Getting to elaborate these “cliches” is not easy at all, on the contrary, they require a lot of study, knowledge and handling of cultural elements. But here lies a possible creative “new premise”: breaking with these schemes playing creatively with the listener’s expectation and trying to achieve something “more than expected” from the sound, understanding that music can and should not only accompany the event visual in question it can also do more than that.

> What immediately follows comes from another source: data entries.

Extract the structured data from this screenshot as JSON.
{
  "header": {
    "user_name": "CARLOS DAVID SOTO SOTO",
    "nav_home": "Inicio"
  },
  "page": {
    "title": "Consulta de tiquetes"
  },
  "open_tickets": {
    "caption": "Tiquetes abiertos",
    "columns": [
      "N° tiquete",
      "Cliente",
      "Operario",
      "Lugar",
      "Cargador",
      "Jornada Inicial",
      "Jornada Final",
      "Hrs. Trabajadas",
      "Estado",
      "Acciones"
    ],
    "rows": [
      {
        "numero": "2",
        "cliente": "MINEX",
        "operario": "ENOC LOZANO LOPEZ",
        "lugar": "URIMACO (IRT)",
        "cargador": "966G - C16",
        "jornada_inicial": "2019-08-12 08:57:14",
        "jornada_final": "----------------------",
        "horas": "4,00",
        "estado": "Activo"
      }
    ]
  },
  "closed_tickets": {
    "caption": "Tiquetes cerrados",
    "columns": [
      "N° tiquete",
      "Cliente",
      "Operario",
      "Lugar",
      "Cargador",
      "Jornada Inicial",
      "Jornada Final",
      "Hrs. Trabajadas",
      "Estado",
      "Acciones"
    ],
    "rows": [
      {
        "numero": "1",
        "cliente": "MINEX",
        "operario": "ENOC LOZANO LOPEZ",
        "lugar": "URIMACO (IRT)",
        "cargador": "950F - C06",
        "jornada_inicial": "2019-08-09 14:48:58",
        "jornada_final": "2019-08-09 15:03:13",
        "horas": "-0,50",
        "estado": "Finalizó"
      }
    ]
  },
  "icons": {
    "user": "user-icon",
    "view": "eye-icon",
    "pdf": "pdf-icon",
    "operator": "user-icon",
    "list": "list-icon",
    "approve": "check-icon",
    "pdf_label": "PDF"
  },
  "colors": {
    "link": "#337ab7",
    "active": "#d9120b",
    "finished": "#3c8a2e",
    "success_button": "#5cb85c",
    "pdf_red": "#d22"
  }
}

This new premise has been incorporated by several development companies. As an example we can talk about the renowned game The Last of Us from the Naughty Dog studio (2013). In this “action-adventure and survival horror” game it was sought from a minimalist hint to conceive the sound and music of the game as something that provides greater value than a “cliche” scheme could contribute to the genre addressed. The premise was strong: do more with less. Thus they managed to generate soundscapes with unconventional resources using and thinking about each sound not only in terms of what is visually perceptible but also going beyond its relationship with the narrative, with the emotionality of the characters with the anticipation of events, etc.
Some real context
Development times, limited budgets and constant competition in this industry mean that rapid “cliches” are required to achieve a functional product. From a creative point of view this usually conditions a lot not to mention that this type of final decisions are made by superiors who in general, do not play to exploit and explore the sound potential during the development process but rather who decide to play it safe (a totally wise decision, by the way, since there are time and cost / versus profit demands involved).
But this is still a condition for those passionate people in the industry who decide to go beyond the conventional even knowing that it may not work. It is here where the artistic elaboration of the product is appreciated and valued, regardless of whether or not it complies with the “cliches” that we know so much.
In a conclusive way
Music and sound effects determine the user experience. When you have the possibility to exploit this resource do not limit yourself! The results can be great.